Net sales realisation at Rs 5,999/tonne was down by 0.2% YoY but was up 1.3% QoQ, in line with our estimate. Consolidated Ebitda came at Rs 25.5 billion, up by 36.8% YoY (-16.8% QoQ). Blended Ebitda/tonne rose 18.4% YoY to Rs 956 led by lower power and fuel expenses, partially offset by one-off expenses of ~Rs700 million (employee expense of ~Rs 400-500 million and other maintenance costs).
Trade volumes stood at 57% of the total sales. Blended fuel consumption of ~$162/tonne compared to $178/tonne in Q1 FY24. The share of blended cement stood at 70%. The clinker conversion ratio has consistently improved and now stands at 1.44.
UltraTech Cement is looking to complete phase II of capacity expansion by June 2025 which would add 24.4mmt (22.6 metric million tonne phase II and 1.8 slag mills) to reach 159.7 million tonnes per annum.
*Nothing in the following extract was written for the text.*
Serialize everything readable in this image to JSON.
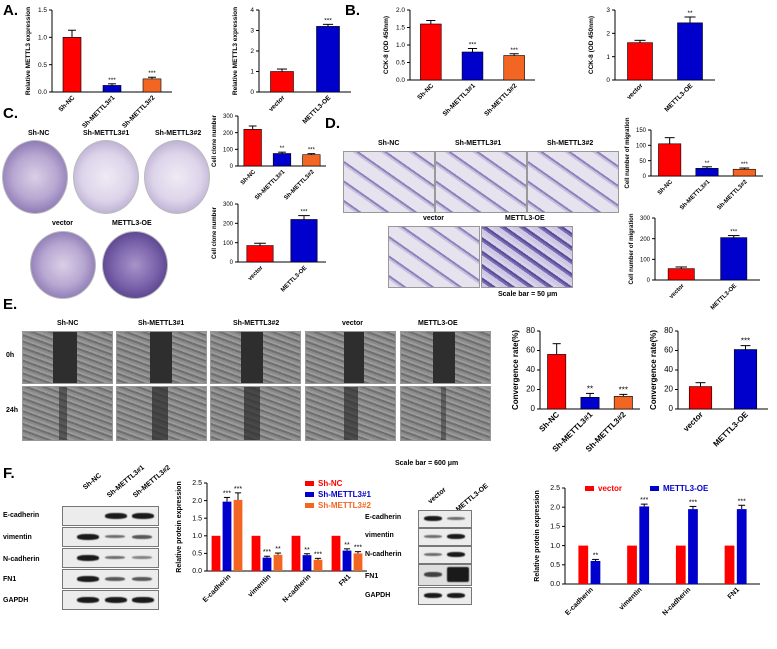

Also, phase III of expansion is expected to be announced soon to bring the capacity to ~200 mtpa.
We keep our estimates unchanged and forecast a strong 11%/24%/37% compound annual growth rate in revenue/Ebitda/profit after tax over FY23-25E on the back of a 10% CAGR in grey cement sales volume.
We raise our target price to Rs 9,816 from Rs 9247 as we increase our enterprise value/Ebitda multiple to 17 times from earlier 16 times on the back of a strong demand environment. We maintain 'Buy' on the stock.